My Life Is Plagued By So Many Unfulfilled Wishes
By Rob Gunther
I wish I were better at drawing. I always liked to draw, but I never really put in too much practice, the kind of dedicated time and effort needed to take any sort of talent or hobby and turn it into something better. And so every once in a while I’ll find myself in front a pad with a pen or a pencil in my hand, and I don’t really know what to do, it’s just this amorphous energy that doesn’t know how to express itself through my hands, and I always wind up drawing the same picture of Spider-Man that I taught myself how to trace from memory when I was in the fourth grade.
I really wish I were a professional hockey player. I played hockey all through grade school, never really any good. I didn’t make my high school’s team, and so I had to play for the town league. I remember my first shift from that first game, back when I was fourteen. I was on the ice maybe twenty seconds when I intercepted the puck, skating by myself toward the opponent’s net, sending a wrist shot sailing past the goalie, I had scored. Everyone thought I showed a lot of potential that day, the coach, my parents. I disappointed all of them, proving over the course of the next three years that my experience that day was pure luck, a freak accident where for a brief moment I tricked everybody, even myself, into thinking that I was good at hockey.

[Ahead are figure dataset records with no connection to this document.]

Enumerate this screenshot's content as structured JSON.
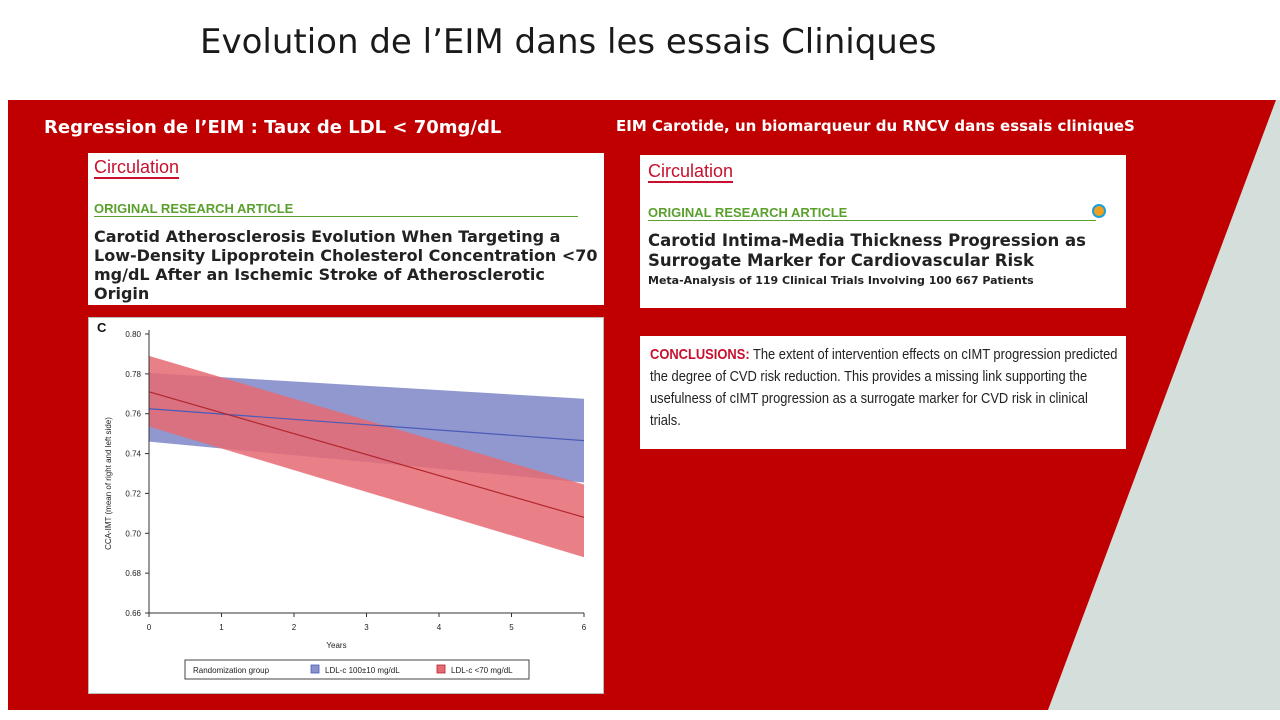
{
  "slide_title": "Evolution de l’EIM dans les essais Cliniques",
  "left_heading": "Regression de l’EIM : Taux de LDL  < 70mg/dL",
  "right_heading": "EIM Carotide, un biomarqueur du RNCV dans essais cliniqueS",
  "colors": {
    "accent_red": "#c00000",
    "panel_gray": "#d4dfdc",
    "journal_red": "#c8102e",
    "tag_green": "#5aa02c"
  },
  "article_left": {
    "journal": "Circulation",
    "tag": "ORIGINAL RESEARCH ARTICLE",
    "title": "Carotid Atherosclerosis Evolution When Targeting a Low-Density Lipoprotein Cholesterol Concentration <70 mg/dL After an Ischemic Stroke of Atherosclerotic Origin"
  },
  "article_right": {
    "journal": "Circulation",
    "tag": "ORIGINAL RESEARCH ARTICLE",
    "title": "Carotid Intima-Media Thickness Progression as Surrogate Marker for Cardiovascular Risk",
    "subtitle": "Meta-Analysis of 119 Clinical Trials Involving 100 667 Patients",
    "icon": "open-access-icon"
  },
  "conclusions": {
    "label": "CONCLUSIONS:",
    "text": " The extent of intervention effects on cIMT progression predicted the degree of CVD risk reduction. This provides a missing link supporting the usefulness of cIMT progression as a surrogate marker for CVD risk in clinical trials."
  },
  "chart_data": {
    "type": "line",
    "panel_label": "C",
    "xlabel": "Years",
    "ylabel": "CCA-IMT (mean of right and left side)",
    "xlim": [
      0,
      6
    ],
    "ylim": [
      0.66,
      0.8
    ],
    "x_ticks": [
      0,
      1,
      2,
      3,
      4,
      5,
      6
    ],
    "y_ticks": [
      "0.66",
      "0.68",
      "0.70",
      "0.72",
      "0.74",
      "0.76",
      "0.78",
      "0.80"
    ],
    "grid": false,
    "legend_title": "Randomization group",
    "legend_position": "bottom",
    "series": [
      {
        "name": "LDL-c 100±10 mg/dL",
        "color": "#4a5bb8",
        "fill": "#8a92cc",
        "x": [
          0,
          6
        ],
        "y": [
          0.7625,
          0.7465
        ],
        "lower": [
          0.746,
          0.7255
        ],
        "upper": [
          0.7805,
          0.7675
        ]
      },
      {
        "name": "LDL-c <70 mg/dL",
        "color": "#b3262d",
        "fill": "#e66a72",
        "x": [
          0,
          6
        ],
        "y": [
          0.771,
          0.708
        ],
        "lower": [
          0.7535,
          0.688
        ],
        "upper": [
          0.789,
          0.7245
        ]
      }
    ]
  }
}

I wish I could lift up really heavy objects with my bare hands. Like a car, or giant boulders, really massive stuff that no other human being has ever been able to lift. And I don’t want to be really big, I’d rather keep my non-muscly frame, that way people would be even more shocked when they’d see me raise an entire pickup truck over my head. I wouldn’t have to worry about money, I could just participate in various weightlifting competitions whenever I needed cash, because nobody would pose any real challenge.
If only I could train that family of raccoons that comes out every night from inside of the tree in front of my house. I’ve already given them names, but all of my attempts to domesticate them have proved fruitless. And besides, each time that I see them, I can’t remember who is who, and so how are they supposed to remember what I’m calling them if I can’t even tell them apart? I’ve had dreams where I’d send them on errands, teach them to use their little paws to sweep up the leaves in front of my house. But it’s not happening. They don’t understand that the food I’m putting out for them is supposed to reinforce positive behavior. And honestly, I get a little creeped out by how they hiss at me whenever I get too close.

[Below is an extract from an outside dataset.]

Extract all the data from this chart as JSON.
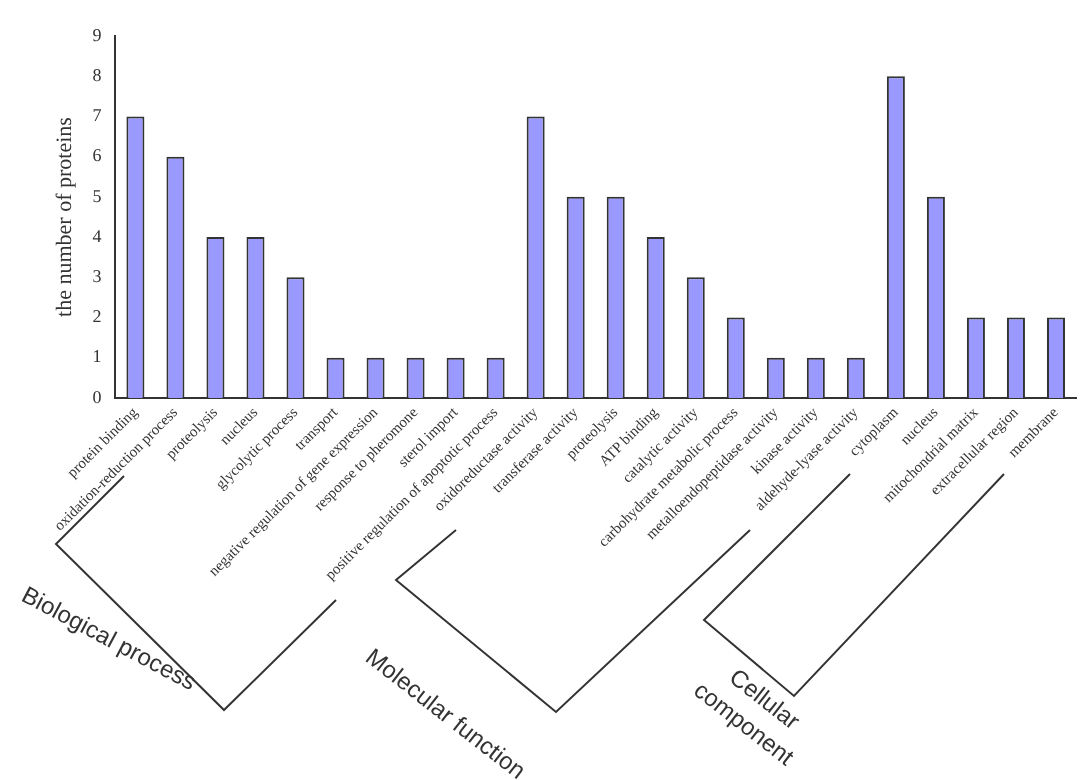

I wish that a Carl’s Jr. or an In-and-Out would open up on the East Coast. All of the West Coast people would be like, “Oh my God! You guys have no idea what you’re in for! Fast food is so much better in California!” And there’d be a huge line the first day, everybody waiting for their animal-style burgers or whatever you’re supposed to call them. And then after like a week or two the crowds would thin until, finally, at the end of the month, they’d run the figures and realize that they didn’t make enough money to cover rent, that their numbers are all horribly in the red. And so they’d be forced to close up shop, proving once and for all that West Coast fast-food chains are mostly just a lot of unwarranted hype.
I wish that I had ice powers, like Ice Man from the X-Men. That way I wouldn’t have to waste all of my fridge space holding cans of soda and bottles of water. I could just keep them all at room temperature and then shoot them with an icy blast of cold right before pouring them into a frosted glass. All of my glasses would be chilled, and I’d never need to use an air conditioner either, I could just fill my house with a frigid breeze. If anybody ever told me to chill out, I’d make a little snow cloud appear above their head, and I’d laugh as they tried to brush off the snowflakes slowly accumulating on top. I’d say, “No you chill out!” And I’d laugh and laugh.